In the poem, “After Chemotherapy,” the speaker recalls bathing her ailing mother, whose identity is revealed initially in the speaker’s attention to “her long, perfect fingers that remember / doing all of this for me.” Pittman-Schulz unfolds this incident without giving in to the maudlin, but instead focusing on the “sky ripe with stars, spilling a path of light / over her bed, a brilliance fading,” then comes around in the final stanza to note, “My mother / is a star, cooling.”
In much of the collection, the speaker seems to face loss and the inevitability of death, even her own, with a clear-eyed acceptance, sometimes alone, but not necessarily lonely. She admits in “Tide,” a poem about a walk along the cold Pacific beach, “When someone / you love dies, for so long / you want to follow.” Searching the natural world for some evidence of her mother’s presence, she recalls her repeated admonition, “Don’t cry.”
Throughout the collection, the speaker indicates that she has the option to find contentment and meaning in the smallest details of the world around her. In “Morning Prayer, Late July,” as she brushes her arthritic cat, she ponders life and loss, noting that “Every day someone–a mother or father / some finch or fox, a stand of spruce–dies” but goes on to say, “I let myself be happy / over nothing in particular. . . .” That happiness–not the sense of loss– inhabits these poems most fully.
It also pervades “December, Something Lit,” a poem set at night but infused with points of tiny lights–“The beam of a flashlight. . . a glowworm.” She observes, “I’m at that time of life / where something is always flaring / or extinguishing.” This realization leads her to find happiness in smallest single deeds.
Her consolation and resignation comes through close observation of even the smallest details. In the poem “Lewis River, Breathing,” she counters the claim of “how big and mean / the world is” by observing light, leaves, flowers, birds and mosses and declaring that “This morning the world is small / and kind enough.”
That same attention she pays to the natural details in her world, most frequently her home near the Pacific in Northern California, and in one section of the book her travels to Peru and Alaska, she uses to craft her poems.
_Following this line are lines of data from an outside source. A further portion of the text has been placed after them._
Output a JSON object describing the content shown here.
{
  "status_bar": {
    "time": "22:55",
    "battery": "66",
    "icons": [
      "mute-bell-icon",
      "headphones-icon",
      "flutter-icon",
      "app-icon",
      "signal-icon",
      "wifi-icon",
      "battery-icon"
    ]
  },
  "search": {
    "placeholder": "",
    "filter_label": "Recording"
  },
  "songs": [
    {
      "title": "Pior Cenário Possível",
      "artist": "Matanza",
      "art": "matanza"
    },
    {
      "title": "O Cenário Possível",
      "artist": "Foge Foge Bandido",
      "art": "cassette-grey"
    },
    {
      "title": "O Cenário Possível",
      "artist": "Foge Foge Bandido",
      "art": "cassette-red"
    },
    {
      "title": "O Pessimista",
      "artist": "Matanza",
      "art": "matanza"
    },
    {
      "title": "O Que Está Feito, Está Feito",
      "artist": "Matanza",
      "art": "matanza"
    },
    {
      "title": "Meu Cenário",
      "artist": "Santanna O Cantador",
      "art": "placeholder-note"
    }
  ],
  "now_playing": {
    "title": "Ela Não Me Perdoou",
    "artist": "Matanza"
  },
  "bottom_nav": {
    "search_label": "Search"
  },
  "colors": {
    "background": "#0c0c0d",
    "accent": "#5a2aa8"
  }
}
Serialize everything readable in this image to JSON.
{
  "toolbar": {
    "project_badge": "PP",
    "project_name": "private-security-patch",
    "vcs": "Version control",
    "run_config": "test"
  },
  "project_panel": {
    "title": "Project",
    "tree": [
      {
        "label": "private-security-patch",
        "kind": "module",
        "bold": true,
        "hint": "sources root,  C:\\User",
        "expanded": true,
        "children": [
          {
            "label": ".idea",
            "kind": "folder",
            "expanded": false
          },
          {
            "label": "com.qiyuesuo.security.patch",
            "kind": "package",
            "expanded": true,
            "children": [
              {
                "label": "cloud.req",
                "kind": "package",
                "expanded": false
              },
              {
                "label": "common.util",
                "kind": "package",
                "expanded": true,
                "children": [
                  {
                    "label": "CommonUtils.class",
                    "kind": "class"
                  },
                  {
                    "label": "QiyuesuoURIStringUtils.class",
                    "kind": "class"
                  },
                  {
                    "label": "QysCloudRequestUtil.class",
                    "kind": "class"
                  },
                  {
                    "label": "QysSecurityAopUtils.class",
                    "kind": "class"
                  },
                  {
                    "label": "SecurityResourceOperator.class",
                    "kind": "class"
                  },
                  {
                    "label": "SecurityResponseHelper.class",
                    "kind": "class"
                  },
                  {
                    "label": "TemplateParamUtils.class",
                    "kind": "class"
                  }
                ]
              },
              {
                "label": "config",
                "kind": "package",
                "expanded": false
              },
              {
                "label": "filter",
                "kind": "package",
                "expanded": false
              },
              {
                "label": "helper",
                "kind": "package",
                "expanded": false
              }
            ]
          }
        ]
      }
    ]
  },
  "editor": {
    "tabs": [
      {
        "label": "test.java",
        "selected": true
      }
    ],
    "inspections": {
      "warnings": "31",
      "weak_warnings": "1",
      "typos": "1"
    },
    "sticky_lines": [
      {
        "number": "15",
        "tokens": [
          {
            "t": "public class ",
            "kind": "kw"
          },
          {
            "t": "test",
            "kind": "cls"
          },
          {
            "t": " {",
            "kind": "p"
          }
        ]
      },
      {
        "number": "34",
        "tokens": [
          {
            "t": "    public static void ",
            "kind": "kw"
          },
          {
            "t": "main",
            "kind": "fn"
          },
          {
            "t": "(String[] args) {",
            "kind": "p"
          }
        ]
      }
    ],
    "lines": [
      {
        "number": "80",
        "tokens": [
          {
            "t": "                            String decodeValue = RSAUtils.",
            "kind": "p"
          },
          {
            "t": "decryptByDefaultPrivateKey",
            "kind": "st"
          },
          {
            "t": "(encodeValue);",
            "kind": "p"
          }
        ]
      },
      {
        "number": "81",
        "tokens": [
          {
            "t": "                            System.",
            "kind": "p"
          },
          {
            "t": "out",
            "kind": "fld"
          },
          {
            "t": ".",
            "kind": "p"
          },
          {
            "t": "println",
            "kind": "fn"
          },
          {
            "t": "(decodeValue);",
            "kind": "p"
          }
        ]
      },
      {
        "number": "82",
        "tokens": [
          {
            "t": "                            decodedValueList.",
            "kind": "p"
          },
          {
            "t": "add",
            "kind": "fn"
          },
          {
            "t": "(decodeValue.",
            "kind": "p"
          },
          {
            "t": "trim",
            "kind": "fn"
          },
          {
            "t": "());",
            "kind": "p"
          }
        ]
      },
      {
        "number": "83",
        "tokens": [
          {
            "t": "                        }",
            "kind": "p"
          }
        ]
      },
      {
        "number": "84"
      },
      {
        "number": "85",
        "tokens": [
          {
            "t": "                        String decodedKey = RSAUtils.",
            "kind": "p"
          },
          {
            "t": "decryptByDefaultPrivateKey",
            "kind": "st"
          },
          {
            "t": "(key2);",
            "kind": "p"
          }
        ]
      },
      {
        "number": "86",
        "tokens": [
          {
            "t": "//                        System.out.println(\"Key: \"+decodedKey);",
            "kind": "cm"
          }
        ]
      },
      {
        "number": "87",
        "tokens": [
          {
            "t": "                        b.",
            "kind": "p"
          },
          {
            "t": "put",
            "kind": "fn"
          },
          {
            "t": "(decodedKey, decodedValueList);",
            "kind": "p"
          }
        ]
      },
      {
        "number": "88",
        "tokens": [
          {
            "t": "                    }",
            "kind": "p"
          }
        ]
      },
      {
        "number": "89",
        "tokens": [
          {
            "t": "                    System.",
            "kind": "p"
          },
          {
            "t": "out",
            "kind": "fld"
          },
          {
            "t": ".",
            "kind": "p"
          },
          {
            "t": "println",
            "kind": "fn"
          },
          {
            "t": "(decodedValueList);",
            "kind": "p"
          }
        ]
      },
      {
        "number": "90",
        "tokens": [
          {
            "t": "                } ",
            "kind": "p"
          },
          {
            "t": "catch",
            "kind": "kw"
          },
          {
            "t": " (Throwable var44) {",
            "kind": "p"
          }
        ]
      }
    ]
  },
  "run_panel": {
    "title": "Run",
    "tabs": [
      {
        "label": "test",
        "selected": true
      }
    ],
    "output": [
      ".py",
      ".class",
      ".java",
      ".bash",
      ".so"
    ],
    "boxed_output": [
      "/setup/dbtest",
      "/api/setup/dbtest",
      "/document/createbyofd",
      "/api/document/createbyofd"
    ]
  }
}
Her use of imagery and figurative language are fresh and subtle, effective without drawing attention to their use. She personifies a single twig of forsythia, with “tangled limbs / full of knuckles” until they “finally open their fists into flowers [and] smear / the stick grains of longing onto / the chins of bees. . . .”
She sees tiny stitches in the footprints of birds as “juncos and grouse quilt the snow / with their walking” in “January.” In “Oranges,” she observes “A fox sparrow, turning over fallen leaves / as if reading the scattered pages / of a book.” Even the “crust of sand / in the corners [of our eyes remind] us that every night / our bodies try to wander home / without us,” she notes in “Every Morning.”
Pittman-Schulz chooses her words with the same careful attention to detail, incorporating alliteration, consonance, and internal rhyme with a subtlety that often renders her lines as musical, inviting one to read them aloud, as in “Nurse Log,” in which she observes, “There is a language larger / than words, the way breath rising / licks everything on its way up / and won’t be contained.”
In Mosslight, Kimberley Pittman-Schulz has found that language as she moves through the seasons, looking closely at beads of moisture on spider webs or at a family of opossums waddling across the yard, leading her to mutter “wonderful, wonderful” or taking stock in “Openings” of all she has been given and concluding, “This is enough, / and still there is more.”